Les États-Unis et le Venezuela ont scellé un accord pétrolier stratégique conférant à Washington le contrôle de 17 gisements majeurs. Annoncé par l’administration américaine et confirmé par la présidence par intérim à Caracas, ce pacte vise à stimuler la production énergétique et à attirer des investissements massifs.
L’Assemblée nationale vénézuélienne a approuvé un accord majeur
L’Assemblée nationale vénézuélienne a approuvé un accord majeur qui confie aux États-Unis le contrôle de près d’un cinquième des réserves pétrolières du pays. Cette entente survient plus de huit mois après la capture du président Nicolás Maduro par l’armée américaine, renforçant l’emprise de Washington sur l’appareil étatique de Caracas selon l’Assemblée nationale du Venezuela qui a approuvé mardi un accord.

L’entente porte sur l’exploitation de 17 champs pétrolifères présentant un potentiel évalué à 65 milliards de barils. Selon les projections du gouvernement vénézuélien, cette exploitation générera des gains fiscaux de 209 milliards de dollars sur une période de 25 ans, tout en attirant environ 100 milliards de dollars d’investissements privés d’après un communiqué de Rodríguez concernant le développement de 17 gisements.
Donald Trump a qualifié cette transaction de majeure
Le président américain Donald Trump a qualifié cette transaction de majeure sur son réseau social, affirmant que cette transaction historique PLUS QUE DOUBLE les réserves pétrolières américaines, tout en contribuant à faire baisser les prix de l’essence pour les consommateurs aux États-Unis. De son côté, le secrétaire d’État Marco Rubio a souligné une immense victoire pour les peuples américain et vénézuélien dans un message publié sur les réseaux sociaux.

Le ministre vénézuélien de la Défense, le général Gustavo Gonzalez Lopez, a exprimé le plein soutien des forces armées lors d’une allocution télévisée, affirmant que le pays tirera profit de cette coopération économique. Nous allons voir affluer de nombreux investissements internationaux, qui se traduiront par davantage d’emplois, une plus grande production, et tout cet effet d’entraînement générera encore plus d’emplois
, a-t-il déclaré, selon un discours télévisé après une réunion avec la présidente par intérim Delcy Rodriguez.

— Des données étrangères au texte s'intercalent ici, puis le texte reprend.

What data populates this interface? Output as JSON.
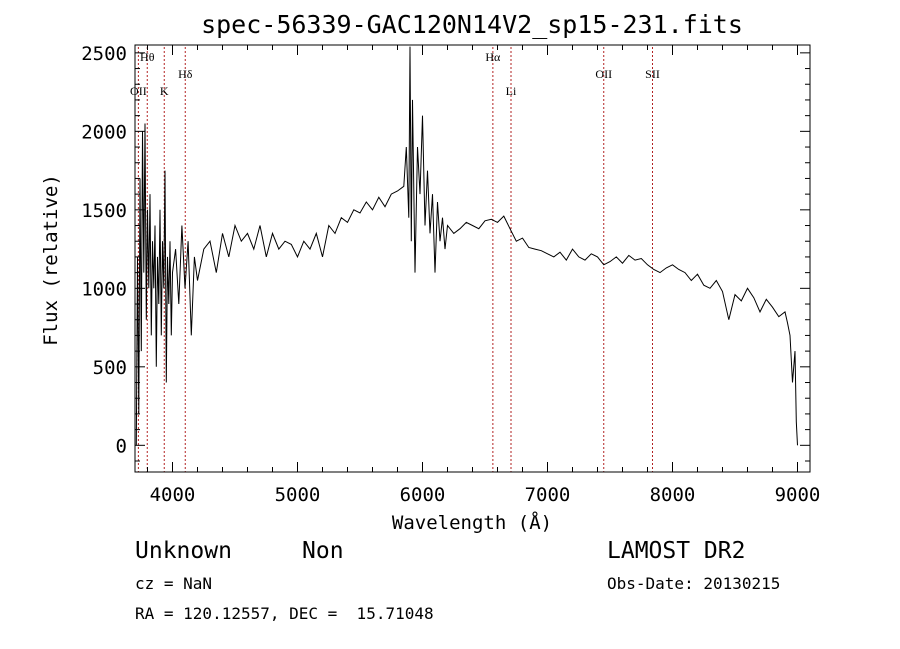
{
  "chart_data": {
    "type": "line",
    "title": "spec-56339-GAC120N14V2_sp15-231.fits",
    "xlabel": "Wavelength (Å)",
    "ylabel": "Flux (relative)",
    "xlim": [
      3700,
      9100
    ],
    "ylim": [
      -170,
      2550
    ],
    "xticks": [
      4000,
      5000,
      6000,
      7000,
      8000,
      9000
    ],
    "yticks": [
      0,
      500,
      1000,
      1500,
      2000,
      2500
    ],
    "grid": false,
    "line_color": "#000000",
    "marker_color": "#b22222",
    "spectral_lines": [
      {
        "label": "OII",
        "x": 3727,
        "tier": "low"
      },
      {
        "label": "Hθ",
        "x": 3798,
        "tier": "high"
      },
      {
        "label": "K",
        "x": 3934,
        "tier": "low"
      },
      {
        "label": "Hδ",
        "x": 4102,
        "tier": "mid"
      },
      {
        "label": "Hα",
        "x": 6563,
        "tier": "high"
      },
      {
        "label": "Li",
        "x": 6708,
        "tier": "low"
      },
      {
        "label": "OII",
        "x": 7450,
        "tier": "mid"
      },
      {
        "label": "SII",
        "x": 7840,
        "tier": "mid"
      }
    ],
    "series": [
      {
        "x": [
          3710,
          3720,
          3730,
          3740,
          3750,
          3760,
          3770,
          3780,
          3790,
          3800,
          3810,
          3820,
          3830,
          3840,
          3850,
          3860,
          3870,
          3880,
          3890,
          3900,
          3910,
          3920,
          3930,
          3940,
          3950,
          3960,
          3970,
          3980,
          3990,
          4000,
          4025,
          4050,
          4075,
          4100,
          4125,
          4150,
          4175,
          4200,
          4250,
          4300,
          4350,
          4400,
          4450,
          4500,
          4550,
          4600,
          4650,
          4700,
          4750,
          4800,
          4850,
          4900,
          4950,
          5000,
          5050,
          5100,
          5150,
          5200,
          5250,
          5300,
          5350,
          5400,
          5450,
          5500,
          5550,
          5600,
          5650,
          5700,
          5750,
          5800,
          5850,
          5870,
          5890,
          5900,
          5910,
          5920,
          5940,
          5960,
          5980,
          6000,
          6020,
          6040,
          6060,
          6080,
          6100,
          6120,
          6140,
          6160,
          6180,
          6200,
          6250,
          6300,
          6350,
          6400,
          6450,
          6500,
          6550,
          6600,
          6650,
          6700,
          6750,
          6800,
          6850,
          6900,
          6950,
          7000,
          7050,
          7100,
          7150,
          7200,
          7250,
          7300,
          7350,
          7400,
          7450,
          7500,
          7550,
          7600,
          7650,
          7700,
          7750,
          7800,
          7850,
          7900,
          7950,
          8000,
          8050,
          8100,
          8150,
          8200,
          8250,
          8300,
          8350,
          8400,
          8450,
          8500,
          8550,
          8600,
          8650,
          8700,
          8750,
          8800,
          8850,
          8900,
          8920,
          8940,
          8960,
          8980,
          8990,
          9000
        ],
        "y": [
          0,
          1200,
          200,
          1700,
          600,
          2000,
          1100,
          2050,
          800,
          1500,
          1000,
          1600,
          700,
          1300,
          1000,
          1400,
          500,
          1200,
          900,
          1500,
          700,
          1300,
          1000,
          1750,
          400,
          1200,
          900,
          1300,
          700,
          1100,
          1250,
          900,
          1400,
          1000,
          1300,
          700,
          1200,
          1050,
          1250,
          1300,
          1100,
          1350,
          1200,
          1400,
          1300,
          1350,
          1250,
          1400,
          1200,
          1350,
          1250,
          1300,
          1280,
          1200,
          1300,
          1250,
          1350,
          1200,
          1400,
          1350,
          1450,
          1420,
          1500,
          1480,
          1550,
          1500,
          1580,
          1520,
          1600,
          1620,
          1650,
          1900,
          1450,
          2540,
          1300,
          2200,
          1100,
          1900,
          1600,
          2100,
          1400,
          1750,
          1350,
          1600,
          1100,
          1550,
          1300,
          1450,
          1250,
          1400,
          1350,
          1380,
          1420,
          1400,
          1380,
          1430,
          1440,
          1420,
          1460,
          1380,
          1300,
          1320,
          1260,
          1250,
          1240,
          1220,
          1200,
          1230,
          1180,
          1250,
          1200,
          1180,
          1220,
          1200,
          1150,
          1170,
          1200,
          1160,
          1210,
          1180,
          1190,
          1150,
          1120,
          1100,
          1130,
          1150,
          1120,
          1100,
          1050,
          1090,
          1020,
          1000,
          1050,
          980,
          800,
          960,
          920,
          1000,
          940,
          850,
          930,
          880,
          820,
          850,
          780,
          700,
          400,
          600,
          150,
          0
        ]
      }
    ]
  },
  "info": {
    "object_class": "Unknown",
    "object_subclass": "Non",
    "redshift": "cz = NaN",
    "coordinates": "RA = 120.12557, DEC =  15.71048",
    "survey": "LAMOST DR2",
    "obs_date": "Obs-Date: 20130215"
  }
}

L’accord prévoit la création d’une nouvelle structure juridique et opérationnelle, associant des intérêts américains et une entreprise privée locale, North American Blue Energy Partners (NABEP). Par ailleurs, le secrétaire à l’Énergie des États-Unis, Chris Wright, est arrivé au Venezuela pour finaliser les signatures, alors que des géants comme Chevron poursuivent l’expansion de leurs activités dans la région.
Malgré l’approbation du Parlement, l’accord suscite de vives controverses. Des parlementaires de l’opposition ont exprimé de profonds doutes sur le manque de transparence, certains s’abstenant lors du vote à main levée. Nous avons besoin et nous sommes tenus de savoir ce qui est écrit en petits caractères
, a averti le député d’opposition Luis Emilio Rondón d’après les déclarations recueillies par la presse financière.
Ricardo Hausmann, professeur à l’université Harvard et ancien ministre vénézuélien
Sur la scène internationale et académique, les critiques se font également entendre. Ricardo Hausmann, professeur à l’université Harvard et ancien ministre vénézuélien, a vivement rejeté l’entente. Ricardo Hausmann, professeur à l’université Harvard et ancien ministre vénézuélien de la Planification, a dénoncé un accord honteux, estimant que l’exécutif intérimaire manque de légitimité constitutionnelle pour engager de telles ressources. En réponse, la présidente par intérim Delcy Rodríguez a défendu la souveraineté nationale, affirmant que l’objectif demeure de transformer le pays en une grande puissance énergétique mondiale.